Todas estas fallas que te mostramos y también algunas otras, podrían también verse representadas en la propia bujía. Así es, dime cómo está la bujía y te diré que falla tienes dice el dicho; veamos:
- Bujías negras: Al retirar la bujía, si ves que el hilo está negro, cubierto de hollín, quiere decir que la mezcla está muy rica, es decir, con más combustible del que se necesita al momento de la combustión.
- Bujías aceitosas: Si las bujías están aceitosas, quiere decir que está llegando aceite de motor donde no debería haber. Así es, puesto que donde están las bujías, solo debería haber oxígeno y combustible, además de la chispa, claro.
- Bujías con líquido refrigerante: Si las bujías tienen el hilo blanco, como si tuvieran un glaseado, quiere decir que está entrando líquido refrigerante, o en su defecto humedad a la cámara de combustión.
- Bujías con desgaste: Si al retirar una bujía, ves un color gris o café; y están erosionadas, podrían haber cumplido su vida útil, necesitando ser reemplazadas inmediatamente.

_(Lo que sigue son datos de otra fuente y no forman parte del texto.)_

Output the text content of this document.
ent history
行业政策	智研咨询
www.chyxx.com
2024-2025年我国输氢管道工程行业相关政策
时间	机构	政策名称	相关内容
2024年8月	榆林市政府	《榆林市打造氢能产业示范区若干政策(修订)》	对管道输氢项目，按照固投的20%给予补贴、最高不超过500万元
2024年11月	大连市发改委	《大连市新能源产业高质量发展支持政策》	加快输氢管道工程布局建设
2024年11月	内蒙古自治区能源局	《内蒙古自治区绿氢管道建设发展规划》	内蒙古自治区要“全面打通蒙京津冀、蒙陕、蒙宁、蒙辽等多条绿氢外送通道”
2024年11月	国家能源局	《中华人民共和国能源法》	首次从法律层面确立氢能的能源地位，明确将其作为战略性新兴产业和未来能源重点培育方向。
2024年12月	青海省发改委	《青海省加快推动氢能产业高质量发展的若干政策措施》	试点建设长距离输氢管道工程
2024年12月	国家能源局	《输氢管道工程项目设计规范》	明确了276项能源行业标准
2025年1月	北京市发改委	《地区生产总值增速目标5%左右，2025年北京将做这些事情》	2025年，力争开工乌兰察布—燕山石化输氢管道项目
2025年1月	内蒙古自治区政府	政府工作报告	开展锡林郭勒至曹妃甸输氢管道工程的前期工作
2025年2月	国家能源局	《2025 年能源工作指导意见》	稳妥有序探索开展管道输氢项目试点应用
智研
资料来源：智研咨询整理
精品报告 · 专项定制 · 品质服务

A continuación, se presenta una tabla comparativa de los tipos de bujías según su material:
| Tipo de Bujía | Material | Durabilidad | Resistencia a la Temperatura | Rendimiento | Recomendación |
|---|---|---|---|---|---|
| Cobre | Núcleo de cobre, aleación de níquel | Baja | Baja | Estándar | Motores antiguos, baja compresión |
| Platino | Electrodo central de platino | Media | Media | Eficiente | Motores modernos, inyección directa |
| Iridio | Electrodo central de iridio | Alta | Alta | Óptimo | Motores de alto rendimiento, turbo |
¿Puedo Cambiar las Bujías Yo Mismo?
Cualquier persona con la llave correcta puede reemplazar una bujía cuando quiera; o si necesita retirarla, revisarla y colocarla nuevamente. La cuestión es tener mucho cuidado, porque sin querer podrías arruinar tu motor.
Si bien reemplazar las bujías es sencillo, hay que tener máxima precaución con no rodar el hilo de la culata, si eso ocurre, estarás en problemas.
Cuando instales la bujía, el hilo es suave, tanto que puedes apretarla con la mano, como si fuera la tapa de una Coca Cola. La llave la necesitarás para un leve apriete final, pero leve, si aprietas mucho, la puedes rodar.
Recuerda que cada motor utiliza bujías específicas para el modelo; procura siempre respetar estos estándares; los que encontrarás en el manual del fabricante o bien en internet.
La revisión y/o reemplazo de bujías debes hacerlo siempre con el motor frío y con la llave indicada, no inventes cosas “chasquilla”. Al principio del post nos referimos al calibrado de bujías. Bueno, si estás revisando las bujías y no parece tener síntomas evidentes de desgaste, quizás están mal calibradas.
En el manual del fabricante se especifica una distancia entre el electrodo y el extremo de la bujía.
Bujías NGK: Una Opción Popular
Las bujías NGK forman parte del equipamiento original de los más importantes fabricantes de coches y motos, así como en los vehículos Fórmula 1 y en las motos de competición. NGK define los estándares más exigentes de calidad.
Su tecnología de punta garantiza un nivel de prestaciones que da respuesta incluso a las situaciones más extremas. La avanzada tecnología de las bujías de encendido de NGK ha sido ampliamente probada, maximizando el rendimiento y minimizando el impacto en el medio ambiente.